With prices at all-time highs and shortages abound, co-manager of the Ruffer Investment Company Duncan MacInnes says on the ground experience is instructive, and a once in a generation transition into a world of higher inflation is underway
“A vaccine-led recovery is here, economies are opening up and animal spirits are being unleashed, but the pickup is so fast, messy and distorted that traditional measures are not giving the full picture.
“A year ago, businesses were planning for Armageddon and today some have never had it so good. On the ground experience is instructive: my barber is 50% more expensive; a pint of beer cost me £7.80; I know a builder stockpiling materials worried he can’t get the right kit, and used car prices are at all-time highs.
“Inflation is a psychological phenomenon and the expectation of rising prices leads to rising prices. Companies cannot get staff and wages are being forced up. McDonalds is even paying candidates just to show up for interviews. Shortages are a key sign of inflation and all the while, policymakers are pouring further fuel on the fire. Central bankers tell us this is all transitory, so is this the inflationary denouement?

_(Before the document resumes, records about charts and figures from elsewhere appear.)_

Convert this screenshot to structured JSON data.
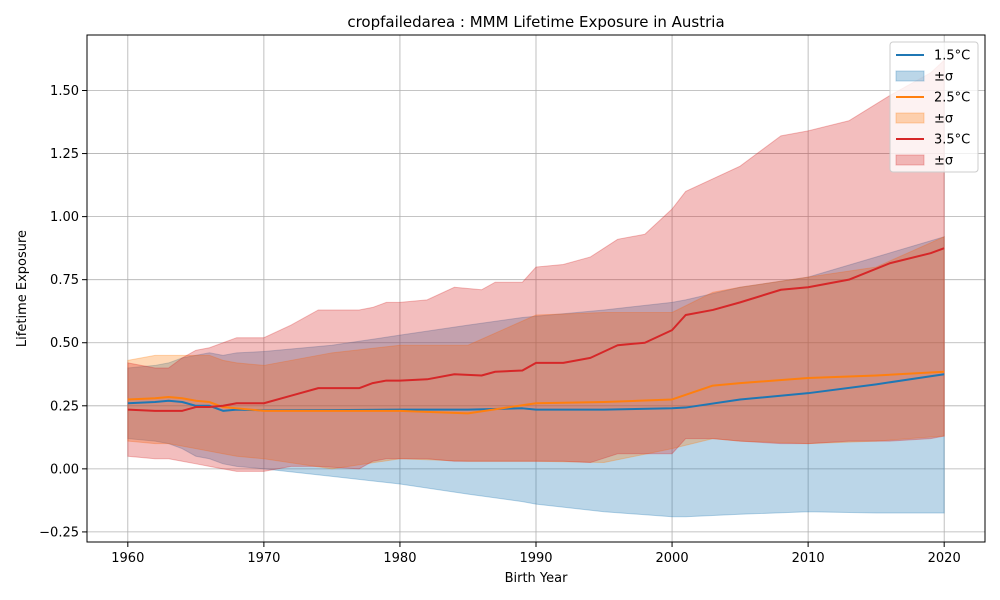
{
  "chart_data": {
    "type": "line",
    "title": "cropfailedarea : MMM Lifetime Exposure in Austria",
    "xlabel": "Birth Year",
    "ylabel": "Lifetime Exposure",
    "xlim": [
      1957,
      2023
    ],
    "ylim": [
      -0.29,
      1.72
    ],
    "xticks": [
      1960,
      1970,
      1980,
      1990,
      2000,
      2010,
      2020
    ],
    "yticks": [
      -0.25,
      0.0,
      0.25,
      0.5,
      0.75,
      1.0,
      1.25,
      1.5
    ],
    "xtick_labels": [
      "1960",
      "1970",
      "1980",
      "1990",
      "2000",
      "2010",
      "2020"
    ],
    "ytick_labels": [
      "−0.25",
      "0.00",
      "0.25",
      "0.50",
      "0.75",
      "1.00",
      "1.25",
      "1.50"
    ],
    "grid": true,
    "legend_position": "top-right",
    "series": [
      {
        "name": "1.5°C",
        "band_label": "±σ",
        "color": "#1f77b4",
        "x": [
          1960,
          1962,
          1963,
          1964,
          1965,
          1966,
          1967,
          1968,
          1970,
          1975,
          1980,
          1985,
          1989,
          1990,
          1995,
          2000,
          2001,
          2005,
          2010,
          2015,
          2020
        ],
        "mean": [
          0.26,
          0.265,
          0.27,
          0.265,
          0.25,
          0.25,
          0.23,
          0.235,
          0.232,
          0.233,
          0.235,
          0.235,
          0.24,
          0.235,
          0.235,
          0.24,
          0.243,
          0.275,
          0.3,
          0.335,
          0.375
        ],
        "upper": [
          0.4,
          0.41,
          0.42,
          0.44,
          0.45,
          0.46,
          0.45,
          0.46,
          0.465,
          0.49,
          0.53,
          0.57,
          0.6,
          0.605,
          0.63,
          0.66,
          0.67,
          0.72,
          0.76,
          0.84,
          0.92
        ],
        "lower": [
          0.12,
          0.11,
          0.1,
          0.08,
          0.05,
          0.04,
          0.02,
          0.01,
          0.0,
          -0.03,
          -0.06,
          -0.1,
          -0.13,
          -0.14,
          -0.17,
          -0.19,
          -0.19,
          -0.18,
          -0.17,
          -0.175,
          -0.175
        ]
      },
      {
        "name": "2.5°C",
        "band_label": "±σ",
        "color": "#ff7f0e",
        "x": [
          1960,
          1962,
          1963,
          1964,
          1965,
          1966,
          1967,
          1968,
          1970,
          1975,
          1980,
          1985,
          1990,
          1995,
          2000,
          2003,
          2005,
          2010,
          2015,
          2020
        ],
        "mean": [
          0.275,
          0.28,
          0.285,
          0.28,
          0.27,
          0.265,
          0.245,
          0.24,
          0.23,
          0.23,
          0.23,
          0.22,
          0.26,
          0.265,
          0.275,
          0.33,
          0.34,
          0.36,
          0.37,
          0.385
        ],
        "upper": [
          0.43,
          0.45,
          0.45,
          0.45,
          0.45,
          0.45,
          0.43,
          0.42,
          0.41,
          0.46,
          0.49,
          0.49,
          0.61,
          0.62,
          0.62,
          0.7,
          0.72,
          0.76,
          0.8,
          0.92
        ],
        "lower": [
          0.11,
          0.1,
          0.1,
          0.09,
          0.08,
          0.07,
          0.06,
          0.05,
          0.04,
          0.0,
          0.04,
          0.03,
          0.03,
          0.025,
          0.08,
          0.12,
          0.11,
          0.1,
          0.11,
          0.13
        ]
      },
      {
        "name": "3.5°C",
        "band_label": "±σ",
        "color": "#d62728",
        "x": [
          1960,
          1962,
          1963,
          1964,
          1965,
          1966,
          1967,
          1968,
          1970,
          1972,
          1974,
          1977,
          1978,
          1979,
          1980,
          1982,
          1984,
          1986,
          1987,
          1989,
          1990,
          1992,
          1994,
          1996,
          1998,
          2000,
          2001,
          2003,
          2005,
          2008,
          2010,
          2013,
          2016,
          2019,
          2020
        ],
        "mean": [
          0.235,
          0.23,
          0.23,
          0.23,
          0.245,
          0.245,
          0.25,
          0.26,
          0.26,
          0.29,
          0.32,
          0.32,
          0.34,
          0.35,
          0.35,
          0.355,
          0.375,
          0.37,
          0.385,
          0.39,
          0.42,
          0.42,
          0.44,
          0.49,
          0.5,
          0.55,
          0.61,
          0.63,
          0.66,
          0.71,
          0.72,
          0.75,
          0.815,
          0.855,
          0.875
        ],
        "upper": [
          0.42,
          0.4,
          0.4,
          0.44,
          0.47,
          0.48,
          0.5,
          0.52,
          0.52,
          0.57,
          0.63,
          0.63,
          0.64,
          0.66,
          0.66,
          0.67,
          0.72,
          0.71,
          0.74,
          0.74,
          0.8,
          0.81,
          0.84,
          0.91,
          0.93,
          1.03,
          1.1,
          1.15,
          1.2,
          1.32,
          1.34,
          1.38,
          1.48,
          1.57,
          1.62
        ],
        "lower": [
          0.05,
          0.04,
          0.04,
          0.03,
          0.02,
          0.01,
          0.0,
          -0.01,
          -0.01,
          0.01,
          0.01,
          0.0,
          0.03,
          0.04,
          0.04,
          0.04,
          0.03,
          0.03,
          0.03,
          0.03,
          0.03,
          0.03,
          0.025,
          0.06,
          0.06,
          0.06,
          0.12,
          0.12,
          0.11,
          0.1,
          0.1,
          0.11,
          0.11,
          0.12,
          0.13
        ]
      }
    ]
  }
}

“Perhaps surprisingly, our answer is a word of caution. When we look at commodities and re-opening stocks, a lot of inflation is now priced in: this is front-page news. Just as today’s inflation numbers benefit from an easy comparison versus lockdown last year, next year’s inflation will require sustained economic momentum to stay up, and with companies scrambling to increase supply, the spike could well be followed by a dip and the transitory crew might have their moment in the sun.

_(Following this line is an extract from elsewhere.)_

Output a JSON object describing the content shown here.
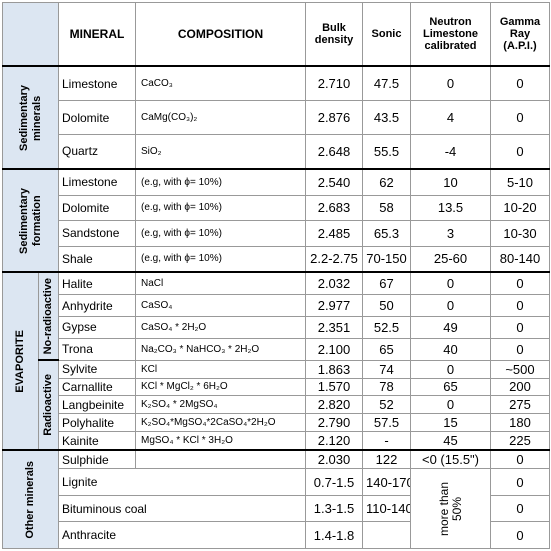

“But what is clear is any relapse in economic growth will be quickly met with more stimulus and more inflationary policies, so we have conviction this current inflationary spurt is the starting gun. Everyone has seen that inflation is not dead and investors have been given a taste of how their portfolios will perform when it comes. The 30-year US Treasury, the world’s risk-free asset, fell 20% in Q1 2021, and the assets which have performed best in the last decade are vulnerable – especially long duration assets like bonds and growth stocks.
“We don’t expect inflation to go up in a straight line, but the direction is clear. A once in a generation transition into a world of higher inflation and inflation volatility is underway.”